Landwirtschaftlicher Lehrpfad
in Gunzenhausen / Unterhambach im neuen Fränkischen Seenland


3 x 3 = 11
... zumindest in Schweineställen wird so gerechnet. Haben unsere Bauern in der Schule nicht aufgepaßt? Weit gefehlt! Des Rätsels Lösung: Nach dem ringelschwänzigen Rendezvous von Sau und Eber stellt sich nach 3 Monaten, 3 Wochen und 3 Tagen Nachwuchs ein. Und da eine Sau durchschnittlich 11 Ferkel wirft, ist 3 mal 3 = 11! Bestimmt hätte Adam Riese ein Einsehen mit dieser speziellen Schweine-Mathematik.

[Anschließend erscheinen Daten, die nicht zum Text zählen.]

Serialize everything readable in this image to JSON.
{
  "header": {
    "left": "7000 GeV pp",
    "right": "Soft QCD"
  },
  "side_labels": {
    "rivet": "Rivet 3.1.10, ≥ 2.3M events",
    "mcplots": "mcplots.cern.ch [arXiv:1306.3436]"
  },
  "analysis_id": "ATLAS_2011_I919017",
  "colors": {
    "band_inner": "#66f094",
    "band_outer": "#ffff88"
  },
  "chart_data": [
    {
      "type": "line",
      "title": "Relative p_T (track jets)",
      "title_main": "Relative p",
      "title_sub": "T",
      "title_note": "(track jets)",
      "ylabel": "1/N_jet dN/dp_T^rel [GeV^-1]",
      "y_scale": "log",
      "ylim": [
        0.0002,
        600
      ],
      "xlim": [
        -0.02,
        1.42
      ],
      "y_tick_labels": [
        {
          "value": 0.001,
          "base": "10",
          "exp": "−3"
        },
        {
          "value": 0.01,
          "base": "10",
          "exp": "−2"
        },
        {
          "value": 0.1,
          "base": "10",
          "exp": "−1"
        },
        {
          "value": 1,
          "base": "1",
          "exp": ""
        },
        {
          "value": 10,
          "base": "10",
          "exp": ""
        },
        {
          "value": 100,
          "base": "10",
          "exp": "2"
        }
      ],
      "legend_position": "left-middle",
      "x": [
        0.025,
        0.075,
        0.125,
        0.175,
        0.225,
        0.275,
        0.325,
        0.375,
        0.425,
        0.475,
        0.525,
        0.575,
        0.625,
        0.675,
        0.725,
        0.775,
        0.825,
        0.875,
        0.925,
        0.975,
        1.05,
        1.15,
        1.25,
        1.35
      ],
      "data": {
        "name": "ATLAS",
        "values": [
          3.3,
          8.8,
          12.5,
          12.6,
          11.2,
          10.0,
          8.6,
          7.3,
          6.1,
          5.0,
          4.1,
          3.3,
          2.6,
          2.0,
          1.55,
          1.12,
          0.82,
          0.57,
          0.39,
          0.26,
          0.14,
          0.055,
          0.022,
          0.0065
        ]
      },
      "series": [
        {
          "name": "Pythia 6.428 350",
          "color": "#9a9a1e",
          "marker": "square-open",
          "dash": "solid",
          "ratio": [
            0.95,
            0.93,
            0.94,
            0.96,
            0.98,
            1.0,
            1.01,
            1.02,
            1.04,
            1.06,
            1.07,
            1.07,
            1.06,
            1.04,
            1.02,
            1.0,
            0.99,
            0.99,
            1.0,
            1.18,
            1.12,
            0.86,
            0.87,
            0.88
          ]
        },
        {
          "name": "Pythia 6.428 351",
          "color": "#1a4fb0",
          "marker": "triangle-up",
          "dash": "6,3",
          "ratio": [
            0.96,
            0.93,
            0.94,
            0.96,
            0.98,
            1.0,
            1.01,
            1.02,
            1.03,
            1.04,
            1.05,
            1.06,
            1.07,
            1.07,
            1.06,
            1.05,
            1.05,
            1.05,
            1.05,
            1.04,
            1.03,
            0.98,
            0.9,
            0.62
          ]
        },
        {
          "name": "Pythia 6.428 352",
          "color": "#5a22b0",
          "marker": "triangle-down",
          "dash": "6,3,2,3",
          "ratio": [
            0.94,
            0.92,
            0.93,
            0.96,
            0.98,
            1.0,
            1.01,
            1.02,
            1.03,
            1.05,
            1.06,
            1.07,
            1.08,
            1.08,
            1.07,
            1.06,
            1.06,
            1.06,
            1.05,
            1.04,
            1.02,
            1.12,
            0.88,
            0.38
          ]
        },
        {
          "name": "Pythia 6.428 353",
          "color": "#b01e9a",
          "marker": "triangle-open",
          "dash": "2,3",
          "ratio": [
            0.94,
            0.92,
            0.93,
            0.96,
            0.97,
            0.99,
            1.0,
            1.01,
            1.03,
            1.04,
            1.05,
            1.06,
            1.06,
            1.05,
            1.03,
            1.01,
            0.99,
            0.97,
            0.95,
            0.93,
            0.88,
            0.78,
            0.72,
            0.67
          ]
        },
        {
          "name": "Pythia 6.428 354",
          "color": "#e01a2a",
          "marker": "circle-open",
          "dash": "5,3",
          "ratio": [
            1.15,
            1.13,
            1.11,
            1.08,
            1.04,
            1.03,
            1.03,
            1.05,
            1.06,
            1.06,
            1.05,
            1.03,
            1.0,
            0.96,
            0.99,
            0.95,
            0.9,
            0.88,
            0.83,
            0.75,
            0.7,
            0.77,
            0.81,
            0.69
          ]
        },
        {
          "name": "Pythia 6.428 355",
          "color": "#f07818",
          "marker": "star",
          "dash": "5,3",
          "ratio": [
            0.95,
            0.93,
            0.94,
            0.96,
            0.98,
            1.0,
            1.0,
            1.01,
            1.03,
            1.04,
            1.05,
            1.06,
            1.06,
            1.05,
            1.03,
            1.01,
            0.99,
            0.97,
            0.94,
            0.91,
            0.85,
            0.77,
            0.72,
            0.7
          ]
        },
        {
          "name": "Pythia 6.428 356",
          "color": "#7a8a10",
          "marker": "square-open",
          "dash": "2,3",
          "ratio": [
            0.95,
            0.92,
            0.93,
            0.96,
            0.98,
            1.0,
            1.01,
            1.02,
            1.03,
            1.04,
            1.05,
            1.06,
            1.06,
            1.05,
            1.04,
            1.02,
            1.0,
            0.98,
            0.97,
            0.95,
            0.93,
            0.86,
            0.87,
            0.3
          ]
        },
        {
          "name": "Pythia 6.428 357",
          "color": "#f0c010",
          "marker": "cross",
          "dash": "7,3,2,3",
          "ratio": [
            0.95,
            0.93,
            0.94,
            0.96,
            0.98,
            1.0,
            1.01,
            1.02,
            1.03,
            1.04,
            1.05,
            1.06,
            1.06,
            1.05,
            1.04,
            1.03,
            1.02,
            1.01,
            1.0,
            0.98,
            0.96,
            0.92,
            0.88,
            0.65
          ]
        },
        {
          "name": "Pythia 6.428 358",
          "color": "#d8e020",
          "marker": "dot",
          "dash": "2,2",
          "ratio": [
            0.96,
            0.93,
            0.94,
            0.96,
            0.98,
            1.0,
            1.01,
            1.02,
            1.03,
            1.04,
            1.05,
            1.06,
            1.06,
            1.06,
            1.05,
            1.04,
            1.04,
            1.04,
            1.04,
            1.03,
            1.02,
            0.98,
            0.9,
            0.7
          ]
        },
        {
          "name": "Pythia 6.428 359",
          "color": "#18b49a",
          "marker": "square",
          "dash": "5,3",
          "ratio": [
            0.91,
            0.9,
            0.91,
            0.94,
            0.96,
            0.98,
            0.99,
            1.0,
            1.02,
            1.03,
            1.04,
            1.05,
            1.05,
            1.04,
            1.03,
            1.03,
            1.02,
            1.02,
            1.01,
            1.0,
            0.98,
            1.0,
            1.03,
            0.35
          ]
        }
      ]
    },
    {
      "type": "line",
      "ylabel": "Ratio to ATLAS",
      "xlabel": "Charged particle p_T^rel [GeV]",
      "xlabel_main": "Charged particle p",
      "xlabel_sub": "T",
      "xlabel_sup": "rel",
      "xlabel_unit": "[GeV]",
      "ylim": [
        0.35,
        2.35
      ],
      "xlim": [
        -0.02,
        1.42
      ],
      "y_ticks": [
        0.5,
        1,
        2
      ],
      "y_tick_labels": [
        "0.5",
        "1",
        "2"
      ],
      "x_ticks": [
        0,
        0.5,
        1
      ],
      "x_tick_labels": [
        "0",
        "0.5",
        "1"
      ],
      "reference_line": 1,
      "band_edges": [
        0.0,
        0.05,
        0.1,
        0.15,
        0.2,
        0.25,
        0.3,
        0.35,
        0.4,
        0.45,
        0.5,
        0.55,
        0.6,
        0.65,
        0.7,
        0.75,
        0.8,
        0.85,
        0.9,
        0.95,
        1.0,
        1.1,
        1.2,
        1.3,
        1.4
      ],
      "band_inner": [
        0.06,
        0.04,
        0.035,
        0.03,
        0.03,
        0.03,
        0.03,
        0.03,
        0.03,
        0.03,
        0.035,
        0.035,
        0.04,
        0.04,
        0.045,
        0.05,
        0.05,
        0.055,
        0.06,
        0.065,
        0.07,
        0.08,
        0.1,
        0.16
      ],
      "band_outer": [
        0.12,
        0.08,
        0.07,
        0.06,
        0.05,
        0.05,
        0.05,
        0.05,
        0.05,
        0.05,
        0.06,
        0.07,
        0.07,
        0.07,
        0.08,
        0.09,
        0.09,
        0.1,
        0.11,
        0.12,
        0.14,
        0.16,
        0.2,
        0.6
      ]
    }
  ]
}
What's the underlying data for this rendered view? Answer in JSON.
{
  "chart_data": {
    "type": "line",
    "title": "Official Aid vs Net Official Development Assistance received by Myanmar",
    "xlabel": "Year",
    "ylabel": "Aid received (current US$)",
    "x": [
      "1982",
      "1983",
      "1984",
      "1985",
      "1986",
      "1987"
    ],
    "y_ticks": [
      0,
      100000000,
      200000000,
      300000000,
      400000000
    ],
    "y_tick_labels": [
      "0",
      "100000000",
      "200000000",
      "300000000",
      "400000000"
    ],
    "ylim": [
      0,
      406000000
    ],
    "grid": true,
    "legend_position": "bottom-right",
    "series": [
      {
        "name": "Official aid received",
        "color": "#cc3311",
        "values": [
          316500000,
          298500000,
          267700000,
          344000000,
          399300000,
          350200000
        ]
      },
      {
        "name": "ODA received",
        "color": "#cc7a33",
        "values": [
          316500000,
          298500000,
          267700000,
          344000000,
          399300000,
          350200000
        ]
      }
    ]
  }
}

Schon kurz nach der Geburt sind die Ferkel äußerst fidel. Sobald die Sau liegt, suchen sie sich eine Zitze. Vorher müssen sie aber aufpassen: Sie sind ja noch winzig klein und ihre Mutter ist riesig groß. Damit diese ihren Nachwuchs nicht erdrückt, wird ihre Bewegungsfreiheit in der Säugezeit etwas eingeschränkt. Die Ferkel leben so weniger gefährlich. Auch sonst geht es ihnen schweinemäßig gut: Bei Temperaturen bis 30 °C ist es mollig warm, genau richtig für ein kleines Nickerchen.     Lehrpfad in Gunzenhausen im neuen fränkischen Seenland
Mutter Sau bleibt vier Wochen mit der quirligen Schar zusammen. Dann wird es ihr zu bunt: "Die fressen einem noch die Haare vom Kopf!" Deshalb kümmert sich nun der Bauer um die Ferkel. Die Sau trifft indes wieder auf den Eber. So gibt es in jedem Jahr zweimal Nachwuchs.